Isn't it possible that the spammers are using the API used by Yahoo's Android application from the usual compromised desktop machines, rather than from Android devices themselves? All of the information required to do so would be available from analysis of the Yahoo Android application.
I've asked a classmate about Android security recently and he complained about downloading a fake Yahoo mail app by accident. He only realized this after friends asked him what was up with the spam.
Just an anecdote, but I found it interesting that it was about the same freemail service as the OP. I haven't been able to Google a written report of it up though.
Well it's not new and it won't be the last. But when the spam potentualy means extra income from datausage for the mobile telco's I do wonder how helpful they will be in stamping this out.
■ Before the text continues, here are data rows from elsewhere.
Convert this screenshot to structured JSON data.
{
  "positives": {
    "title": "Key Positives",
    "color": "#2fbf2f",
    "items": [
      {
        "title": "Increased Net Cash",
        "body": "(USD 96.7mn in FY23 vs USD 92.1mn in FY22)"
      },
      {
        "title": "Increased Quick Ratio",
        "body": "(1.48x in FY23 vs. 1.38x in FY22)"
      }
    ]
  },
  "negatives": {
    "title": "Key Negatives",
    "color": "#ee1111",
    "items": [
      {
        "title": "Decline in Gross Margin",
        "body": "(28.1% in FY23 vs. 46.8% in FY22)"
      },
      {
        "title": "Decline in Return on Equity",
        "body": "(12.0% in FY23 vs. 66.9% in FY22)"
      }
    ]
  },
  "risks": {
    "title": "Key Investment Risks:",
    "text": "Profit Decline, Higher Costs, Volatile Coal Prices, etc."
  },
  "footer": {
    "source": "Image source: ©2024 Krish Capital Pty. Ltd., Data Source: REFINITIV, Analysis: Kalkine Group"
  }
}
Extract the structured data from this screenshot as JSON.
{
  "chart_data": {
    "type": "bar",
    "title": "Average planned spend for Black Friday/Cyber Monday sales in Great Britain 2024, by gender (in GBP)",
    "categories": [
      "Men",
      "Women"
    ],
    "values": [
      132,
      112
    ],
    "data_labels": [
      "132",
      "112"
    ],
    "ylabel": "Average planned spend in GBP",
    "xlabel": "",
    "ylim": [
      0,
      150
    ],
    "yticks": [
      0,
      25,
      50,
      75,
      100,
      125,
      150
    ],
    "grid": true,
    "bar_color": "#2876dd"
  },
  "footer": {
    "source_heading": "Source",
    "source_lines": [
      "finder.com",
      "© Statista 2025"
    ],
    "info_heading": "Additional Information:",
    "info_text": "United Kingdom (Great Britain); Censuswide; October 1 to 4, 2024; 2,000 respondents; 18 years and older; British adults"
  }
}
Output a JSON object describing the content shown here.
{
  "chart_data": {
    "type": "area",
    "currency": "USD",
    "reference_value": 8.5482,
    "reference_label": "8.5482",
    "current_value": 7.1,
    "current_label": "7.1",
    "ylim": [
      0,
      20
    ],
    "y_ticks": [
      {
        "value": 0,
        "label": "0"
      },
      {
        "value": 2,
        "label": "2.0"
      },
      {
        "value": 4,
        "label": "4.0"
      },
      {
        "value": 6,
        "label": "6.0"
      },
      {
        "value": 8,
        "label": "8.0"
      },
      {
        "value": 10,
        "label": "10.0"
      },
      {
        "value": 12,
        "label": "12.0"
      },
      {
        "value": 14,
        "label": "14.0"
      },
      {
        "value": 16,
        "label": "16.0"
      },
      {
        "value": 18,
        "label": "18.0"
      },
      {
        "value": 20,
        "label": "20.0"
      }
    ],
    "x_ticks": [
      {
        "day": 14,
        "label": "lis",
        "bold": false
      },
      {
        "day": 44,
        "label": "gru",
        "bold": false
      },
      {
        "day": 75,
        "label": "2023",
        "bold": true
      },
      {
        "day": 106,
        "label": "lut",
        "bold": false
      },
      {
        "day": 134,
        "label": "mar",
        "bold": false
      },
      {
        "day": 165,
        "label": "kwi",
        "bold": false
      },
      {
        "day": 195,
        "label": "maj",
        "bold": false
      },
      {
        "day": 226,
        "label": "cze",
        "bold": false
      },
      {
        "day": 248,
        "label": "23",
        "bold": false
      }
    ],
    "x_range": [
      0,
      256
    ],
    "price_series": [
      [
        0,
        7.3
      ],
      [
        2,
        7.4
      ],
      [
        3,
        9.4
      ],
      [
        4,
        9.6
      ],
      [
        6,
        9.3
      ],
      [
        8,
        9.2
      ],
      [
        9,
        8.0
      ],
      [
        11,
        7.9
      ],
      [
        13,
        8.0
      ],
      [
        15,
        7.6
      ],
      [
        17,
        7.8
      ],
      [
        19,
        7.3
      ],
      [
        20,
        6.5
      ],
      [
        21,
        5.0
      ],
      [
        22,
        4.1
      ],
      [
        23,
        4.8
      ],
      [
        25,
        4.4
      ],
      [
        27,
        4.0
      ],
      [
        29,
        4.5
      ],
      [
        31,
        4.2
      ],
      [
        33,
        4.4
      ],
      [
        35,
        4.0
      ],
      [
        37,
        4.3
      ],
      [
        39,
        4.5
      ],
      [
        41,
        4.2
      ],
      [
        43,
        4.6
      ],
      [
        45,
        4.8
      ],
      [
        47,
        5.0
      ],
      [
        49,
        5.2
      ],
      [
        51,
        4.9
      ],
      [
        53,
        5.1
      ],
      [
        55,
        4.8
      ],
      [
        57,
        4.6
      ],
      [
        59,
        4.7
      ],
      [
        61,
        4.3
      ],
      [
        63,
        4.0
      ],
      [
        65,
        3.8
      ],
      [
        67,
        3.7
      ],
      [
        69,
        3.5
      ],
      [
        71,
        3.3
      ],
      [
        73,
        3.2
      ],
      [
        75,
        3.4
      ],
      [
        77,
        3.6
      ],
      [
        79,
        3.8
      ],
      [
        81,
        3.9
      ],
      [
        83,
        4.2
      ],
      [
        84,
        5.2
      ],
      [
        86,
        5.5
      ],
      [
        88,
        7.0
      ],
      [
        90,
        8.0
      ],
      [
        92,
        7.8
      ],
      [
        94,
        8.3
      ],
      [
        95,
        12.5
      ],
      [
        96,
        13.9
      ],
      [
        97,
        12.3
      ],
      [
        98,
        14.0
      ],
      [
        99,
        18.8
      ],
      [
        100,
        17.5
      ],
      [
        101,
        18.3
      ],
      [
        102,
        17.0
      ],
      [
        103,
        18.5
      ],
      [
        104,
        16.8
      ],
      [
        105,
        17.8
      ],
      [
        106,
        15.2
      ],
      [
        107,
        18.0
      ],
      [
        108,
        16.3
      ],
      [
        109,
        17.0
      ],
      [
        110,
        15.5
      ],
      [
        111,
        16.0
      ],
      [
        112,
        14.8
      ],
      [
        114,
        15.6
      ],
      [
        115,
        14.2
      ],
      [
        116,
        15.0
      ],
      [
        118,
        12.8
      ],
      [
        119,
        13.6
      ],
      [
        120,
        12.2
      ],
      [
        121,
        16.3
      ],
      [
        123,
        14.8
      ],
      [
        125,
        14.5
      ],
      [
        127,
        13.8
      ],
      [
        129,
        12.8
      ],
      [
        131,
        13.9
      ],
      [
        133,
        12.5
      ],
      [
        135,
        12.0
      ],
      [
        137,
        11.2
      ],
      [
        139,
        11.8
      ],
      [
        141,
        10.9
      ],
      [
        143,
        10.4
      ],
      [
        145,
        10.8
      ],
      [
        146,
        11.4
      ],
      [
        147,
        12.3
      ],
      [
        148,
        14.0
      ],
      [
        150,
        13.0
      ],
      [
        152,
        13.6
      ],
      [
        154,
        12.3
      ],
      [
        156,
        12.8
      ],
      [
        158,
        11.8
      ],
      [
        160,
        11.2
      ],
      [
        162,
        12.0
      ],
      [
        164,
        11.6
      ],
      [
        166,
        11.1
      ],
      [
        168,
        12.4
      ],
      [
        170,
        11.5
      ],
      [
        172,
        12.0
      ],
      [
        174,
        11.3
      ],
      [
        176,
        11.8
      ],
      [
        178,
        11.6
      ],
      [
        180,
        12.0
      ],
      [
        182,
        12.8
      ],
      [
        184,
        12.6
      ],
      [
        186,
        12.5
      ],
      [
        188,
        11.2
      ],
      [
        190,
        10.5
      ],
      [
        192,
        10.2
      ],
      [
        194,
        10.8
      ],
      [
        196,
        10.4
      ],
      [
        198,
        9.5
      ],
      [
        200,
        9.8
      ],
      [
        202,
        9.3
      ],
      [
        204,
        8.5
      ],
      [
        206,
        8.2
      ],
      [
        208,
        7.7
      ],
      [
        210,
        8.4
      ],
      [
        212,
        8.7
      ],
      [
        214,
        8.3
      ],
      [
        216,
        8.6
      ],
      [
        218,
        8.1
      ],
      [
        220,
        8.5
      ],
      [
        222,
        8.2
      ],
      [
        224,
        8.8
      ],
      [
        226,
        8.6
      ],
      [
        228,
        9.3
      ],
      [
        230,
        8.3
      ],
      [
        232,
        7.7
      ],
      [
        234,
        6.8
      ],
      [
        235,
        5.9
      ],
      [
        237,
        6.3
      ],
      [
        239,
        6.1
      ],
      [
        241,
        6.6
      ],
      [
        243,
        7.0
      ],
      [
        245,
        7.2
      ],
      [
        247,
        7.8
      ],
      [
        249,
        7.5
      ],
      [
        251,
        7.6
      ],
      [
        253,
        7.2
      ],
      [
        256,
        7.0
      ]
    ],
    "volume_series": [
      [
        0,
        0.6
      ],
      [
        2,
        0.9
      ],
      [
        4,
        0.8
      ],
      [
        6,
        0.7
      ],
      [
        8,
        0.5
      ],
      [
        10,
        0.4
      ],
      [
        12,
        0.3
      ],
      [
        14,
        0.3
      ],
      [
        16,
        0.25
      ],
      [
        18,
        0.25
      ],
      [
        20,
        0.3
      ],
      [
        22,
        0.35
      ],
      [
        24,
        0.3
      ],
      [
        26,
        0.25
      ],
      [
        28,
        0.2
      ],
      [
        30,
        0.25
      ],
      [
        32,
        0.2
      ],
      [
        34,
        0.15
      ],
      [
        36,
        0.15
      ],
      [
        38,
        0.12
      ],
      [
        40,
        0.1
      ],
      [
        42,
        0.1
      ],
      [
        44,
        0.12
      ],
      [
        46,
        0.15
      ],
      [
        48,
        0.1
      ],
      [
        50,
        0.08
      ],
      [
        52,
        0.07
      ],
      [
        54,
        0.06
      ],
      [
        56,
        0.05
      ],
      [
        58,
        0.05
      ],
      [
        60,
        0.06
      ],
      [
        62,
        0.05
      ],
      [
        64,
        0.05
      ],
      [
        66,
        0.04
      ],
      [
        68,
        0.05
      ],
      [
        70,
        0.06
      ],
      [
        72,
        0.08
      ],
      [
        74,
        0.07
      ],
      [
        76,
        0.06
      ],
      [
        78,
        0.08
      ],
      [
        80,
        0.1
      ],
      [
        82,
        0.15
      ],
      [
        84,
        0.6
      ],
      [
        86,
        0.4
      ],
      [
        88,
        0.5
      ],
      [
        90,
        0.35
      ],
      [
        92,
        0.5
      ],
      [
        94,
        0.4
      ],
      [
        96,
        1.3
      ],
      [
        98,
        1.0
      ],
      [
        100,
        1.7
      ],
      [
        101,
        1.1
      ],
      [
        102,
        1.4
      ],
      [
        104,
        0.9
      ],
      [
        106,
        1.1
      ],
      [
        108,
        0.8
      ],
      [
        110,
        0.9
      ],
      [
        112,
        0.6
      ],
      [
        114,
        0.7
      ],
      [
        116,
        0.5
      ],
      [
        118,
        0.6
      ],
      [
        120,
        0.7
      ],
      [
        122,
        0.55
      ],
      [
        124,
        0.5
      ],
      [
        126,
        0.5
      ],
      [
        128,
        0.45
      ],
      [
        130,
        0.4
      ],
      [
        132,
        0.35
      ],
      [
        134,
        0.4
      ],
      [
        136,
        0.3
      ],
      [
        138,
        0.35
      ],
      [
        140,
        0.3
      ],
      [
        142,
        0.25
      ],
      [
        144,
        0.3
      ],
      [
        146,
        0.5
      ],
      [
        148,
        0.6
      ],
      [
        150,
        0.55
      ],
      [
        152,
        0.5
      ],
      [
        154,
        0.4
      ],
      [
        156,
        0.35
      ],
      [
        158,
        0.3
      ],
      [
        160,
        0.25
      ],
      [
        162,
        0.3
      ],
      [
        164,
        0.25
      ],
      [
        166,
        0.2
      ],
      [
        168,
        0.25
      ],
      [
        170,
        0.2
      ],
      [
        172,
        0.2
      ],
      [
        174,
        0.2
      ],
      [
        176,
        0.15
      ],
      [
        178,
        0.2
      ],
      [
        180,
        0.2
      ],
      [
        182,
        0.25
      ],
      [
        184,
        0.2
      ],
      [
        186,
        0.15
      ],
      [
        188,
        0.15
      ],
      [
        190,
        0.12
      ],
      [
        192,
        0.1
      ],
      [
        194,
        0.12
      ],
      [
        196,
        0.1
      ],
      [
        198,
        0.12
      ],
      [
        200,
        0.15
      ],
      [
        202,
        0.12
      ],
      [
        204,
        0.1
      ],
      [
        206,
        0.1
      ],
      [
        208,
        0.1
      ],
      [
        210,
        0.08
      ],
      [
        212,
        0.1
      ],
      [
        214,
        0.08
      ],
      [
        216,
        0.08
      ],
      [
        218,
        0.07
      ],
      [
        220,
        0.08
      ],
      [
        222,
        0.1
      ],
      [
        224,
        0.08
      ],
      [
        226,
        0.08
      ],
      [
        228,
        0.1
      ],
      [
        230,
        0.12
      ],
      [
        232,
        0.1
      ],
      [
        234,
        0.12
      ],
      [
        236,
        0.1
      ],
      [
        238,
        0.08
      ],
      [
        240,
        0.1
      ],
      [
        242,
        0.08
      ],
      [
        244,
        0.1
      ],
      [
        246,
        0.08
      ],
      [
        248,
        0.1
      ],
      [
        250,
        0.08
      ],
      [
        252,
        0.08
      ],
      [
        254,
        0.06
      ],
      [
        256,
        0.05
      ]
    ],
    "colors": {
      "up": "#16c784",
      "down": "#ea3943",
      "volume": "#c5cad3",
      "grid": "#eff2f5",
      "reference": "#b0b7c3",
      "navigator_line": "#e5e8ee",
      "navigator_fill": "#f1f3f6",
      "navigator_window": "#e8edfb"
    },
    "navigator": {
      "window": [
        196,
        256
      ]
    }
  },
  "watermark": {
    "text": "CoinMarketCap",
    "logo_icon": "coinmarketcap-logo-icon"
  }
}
I know email can be forged and the aspect that there is a bot running on a mobile phone telling everybody its a android is something that don't prove it came from a android phone - could be a iPhone for what we know. Without the bot/spyware/eveil program being pointed at and caught in the act with wifi sniffers then there is no evidence that is tangable. You can send emails out that look like they come from a iPhone69 in the headers, don't mean that a iPhone69 exists.
But if people install no vetted application then they will get unvetted results.
Now if only the goverments realy stamped hard on SPAM, maybe if the music industry had a vested interest then it would soon get stamped out. Its a fine revenue that goverments could tap into and the public realy wont be complaining for once. Please goverments - go get hard on SPAM and levy huge fines and make us all happier.
It depends what else the phones are being used for. If they are regularly pulling down audio data for the web, or even fat, non-mobile-ized web pages, on a regular basis, then the incremental bump from a few dozen spam emails a day might be hard to notice...
Both Message-ID spoofing/reuse and dressing up the message body to look like it was coming from a mobile device would probably rank the spam's quality lower than otherwise.
Occam's razor argues that this genuinely did come from an Android OS, and statistics argues that this is a smartphone.
It isn't certain fire, but this is definitely smoke. And it is terrible news for carriers and customers alike.
It's also not unusual in at least one of those countries (Thailand) to go to a shopping mall and give your phone to someone who'll install a gazillion apps on it for you.
"I am betting that the users of those phones downloaded some malicious Android app in order to avoid paying for a legitimate version and they got more than they bargained for."
Not using a vetted marketplace is a dangerous security gamble as the author claims the passwords were probably taken by a keylogger.